Even as the cost of most of the newer technologies surges (and these technologies also claim to perform better), solar power promises to provide sustainable energy at comparatively lower costs. And here at the SQHQ, our minds and interests were piqued by a new entrant into the solar industry-namely, perovskite (and believe us, as intriguing as the name sounds to you, we were also equally taken in by its potential in the solar market!)

And what is this perovskite?


So one thing is clear that perovskite is not a secret project of the Russian intelligence but a good conductor of sunlight. Originally founded in 1839 in the Ural Mountains, today it has come to draw all attention towards its potential replacement of silicon in solar cells. And what follows is the scientists’ race towards achieving the best possible model of a solar cell with perovskite that can conduct electricity better and prove to be a major breakthrough, etching their names in history an in science textbooks of the generations to come.

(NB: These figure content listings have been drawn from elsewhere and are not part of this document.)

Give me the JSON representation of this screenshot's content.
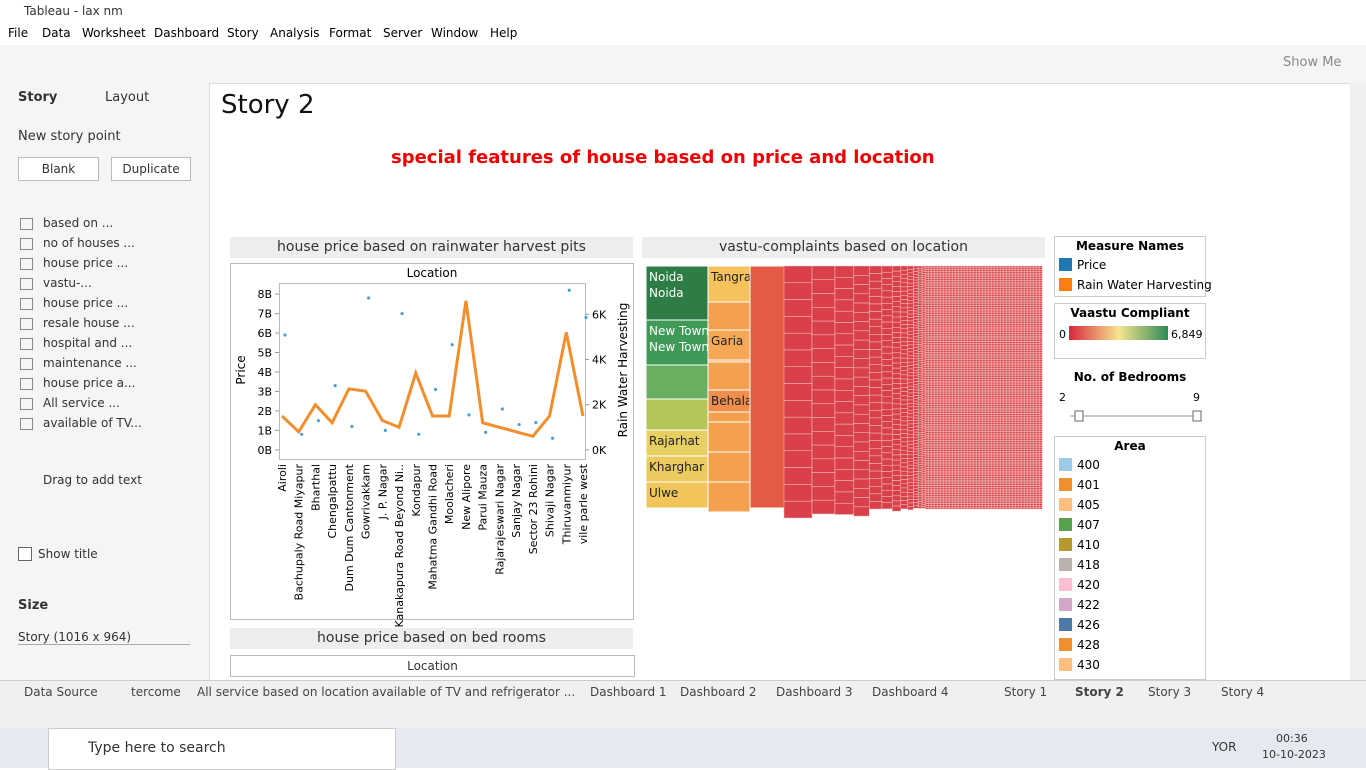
{
  "window": {
    "title": "Tableau - lax nm",
    "menu": [
      "File",
      "Data",
      "Worksheet",
      "Dashboard",
      "Story",
      "Analysis",
      "Format",
      "Server",
      "Window",
      "Help"
    ],
    "show_me": "Show Me"
  },
  "sidebar": {
    "tabs": [
      "Story",
      "Layout"
    ],
    "new_story_point": "New story point",
    "buttons": [
      "Blank",
      "Duplicate"
    ],
    "sheets": [
      "based on ...",
      "no of houses ...",
      "house price ...",
      "vastu-...",
      "house price ...",
      "resale house ...",
      "hospital and ...",
      "maintenance ...",
      "house price a...",
      "All service ...",
      "available of TV..."
    ],
    "drag_text": "Drag to add text",
    "show_title": "Show title",
    "size_label": "Size",
    "size_value": "Story (1016 x 964)"
  },
  "story": {
    "title": "Story 2",
    "heading": "special features of house based on price and location"
  },
  "chart_data": {
    "type": "dual-axis",
    "title": "house price based on rainwater harvest pits",
    "header": "Location",
    "y_label": "Price",
    "y2_label": "Rain Water Harvesting",
    "categories": [
      "Airoli",
      "Bachupaly Road Miyapur",
      "Bharthal",
      "Chengalpattu",
      "Dum Dum Cantonment",
      "Gowrivakkam",
      "J. P. Nagar",
      "Kanakapura Road Beyond Ni..",
      "Kondapur",
      "Mahatma Gandhi Road",
      "Moolacheri",
      "New Alipore",
      "Parui Mauza",
      "Rajarajeswari Nagar",
      "Sanjay Nagar",
      "Sector 23 Rohini",
      "Shivaji Nagar",
      "Thiruvanmiyur",
      "vile parle west"
    ],
    "series": [
      {
        "name": "Price",
        "color": "#4e9fd6",
        "values": [
          5900000000,
          800000000,
          1500000000,
          3300000000,
          1200000000,
          7800000000,
          1000000000,
          7000000000,
          800000000,
          3100000000,
          5400000000,
          1800000000,
          900000000,
          2100000000,
          1300000000,
          1400000000,
          600000000,
          8200000000,
          6800000000
        ]
      },
      {
        "name": "Rain Water Harvesting",
        "color": "#f28e2b",
        "axis": "y2",
        "values": [
          1500,
          800,
          2000,
          1200,
          2700,
          2600,
          1300,
          1000,
          3400,
          1500,
          1500,
          6600,
          1200,
          1000,
          800,
          600,
          1500,
          5200,
          1500
        ]
      }
    ],
    "ylim": [
      -520000000,
      8570000000
    ],
    "yticks": [
      {
        "value": 0,
        "label": "0B"
      },
      {
        "value": 1000000000,
        "label": "1B"
      },
      {
        "value": 2000000000,
        "label": "2B"
      },
      {
        "value": 3000000000,
        "label": "3B"
      },
      {
        "value": 4000000000,
        "label": "4B"
      },
      {
        "value": 5000000000,
        "label": "5B"
      },
      {
        "value": 6000000000,
        "label": "6B"
      },
      {
        "value": 7000000000,
        "label": "7B"
      },
      {
        "value": 8000000000,
        "label": "8B"
      }
    ],
    "y2lim": [
      -450,
      7390
    ],
    "y2ticks": [
      {
        "value": 0,
        "label": "0K"
      },
      {
        "value": 2000,
        "label": "2K"
      },
      {
        "value": 4000,
        "label": "4K"
      },
      {
        "value": 6000,
        "label": "6K"
      }
    ]
  },
  "treemap": {
    "title": "vastu-complaints based on location",
    "cells": [
      {
        "label": "Noida\nNoida",
        "color": "#2e7d46"
      },
      {
        "label": "New Town\nNew Town",
        "color": "#3f9a58"
      },
      {
        "label": "Tangra",
        "color": "#f5c25c"
      },
      {
        "label": "Garia",
        "color": "#f6a854"
      },
      {
        "label": "Behala",
        "color": "#f08f4c"
      },
      {
        "label": "Rajarhat",
        "color": "#e8cf62"
      },
      {
        "label": "Kharghar",
        "color": "#eccb5e"
      },
      {
        "label": "Ulwe",
        "color": "#f2c55a"
      }
    ]
  },
  "legends": {
    "measure_title": "Measure Names",
    "measures": [
      {
        "name": "Price",
        "color": "#1f77b4"
      },
      {
        "name": "Rain Water Harvesting",
        "color": "#ff7f0e"
      }
    ],
    "vaastu_title": "Vaastu Compliant",
    "vaastu_range": [
      {
        "value": 0,
        "label": "0"
      },
      {
        "value": 6849,
        "label": "6,849"
      }
    ],
    "bedrooms_title": "No. of Bedrooms",
    "bedrooms_range": [
      2,
      9
    ],
    "area_title": "Area",
    "areas": [
      {
        "label": "400",
        "color": "#9ecae9"
      },
      {
        "label": "401",
        "color": "#f28e2b"
      },
      {
        "label": "405",
        "color": "#ffbe7d"
      },
      {
        "label": "407",
        "color": "#59a14f"
      },
      {
        "label": "410",
        "color": "#b6992d"
      },
      {
        "label": "418",
        "color": "#bab0ac"
      },
      {
        "label": "420",
        "color": "#fabfd2"
      },
      {
        "label": "422",
        "color": "#d4a6c8"
      },
      {
        "label": "426",
        "color": "#4e79a7"
      },
      {
        "label": "428",
        "color": "#f28e2b"
      },
      {
        "label": "430",
        "color": "#ffbe7d"
      }
    ]
  },
  "panel2": {
    "title": "house price based on bed rooms",
    "header": "Location"
  },
  "tabs": [
    "Data Source",
    "tercome",
    "All service based on location",
    "available of TV and refrigerator ...",
    "Dashboard 1",
    "Dashboard 2",
    "Dashboard 3",
    "Dashboard 4",
    "Story 1",
    "Story 2",
    "Story 3",
    "Story 4"
  ],
  "taskbar": {
    "search": "Type here to search",
    "lang": "YOR",
    "time": "00:36",
    "date": "10-10-2023"
  }
}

I shall safely choose not to explain the exact science behind perovskite conducting electricity better than silicon, given the complexity of scientific terminology like diffusion and action of nanoparticles, but will move on to the more social impact of such a breakthrough. The simple truth that concerns everyone is the seventy-five per cent cost-cut (yes, round about that much!) that will follow if this reformation were to happen. But wait, perovskite comes with a little more to offer. Henry Snaith, representative of his researching team at the prestigious Oxford University claims that there will be a rise in efficiency from 15% now to roughly 25% in future. Varun Sivaram, from Henry’s team, believes that it is a “major breakthrough ever since the very invention of the solar cell”.

Breaking preset myths

Therefore, if carefully introduced to the market, it has much scope in which it can effectively bring down costs and make solar energy more accessible. So the idea (and the mindset) that solar power is reserved only for the higher classes and the rich elite shall stand defended.  And who knows, solar power may come down to the levels of nuclear and coal to compete with them?

Beyond just the cost factor, what also demands attention is the fact that solar power shall soon allow us to move towards a time where we no longer have to pay heed to the unpredictability of government subsidies. And even as I may sound revolutionary, we at SQHQ have always campaigned (internally) for better and more substantial government support. Till how long will we have the federal state announcing subsidies in one place and withdrawing them in the other and at their own will?

Therefore, if perovskite were to actually come in and replace silicon, thereby reducing costs, it would do away with the requirement of any subsidy, whatsoever and you can only imagine the amount of hassle we shall be freed from! People have spoken much about “grid parity” and at the moment, perovskite in solar cells seems to be closest to meeting that definition.

So next time you come across a thin-film, flexible, light and transparent solar cell instead of one of those bulky green ones which used to be deployed on your rooftops, you know what is the reason behind such a revolution-that which comes at a cost equivalent to buying a new mattress!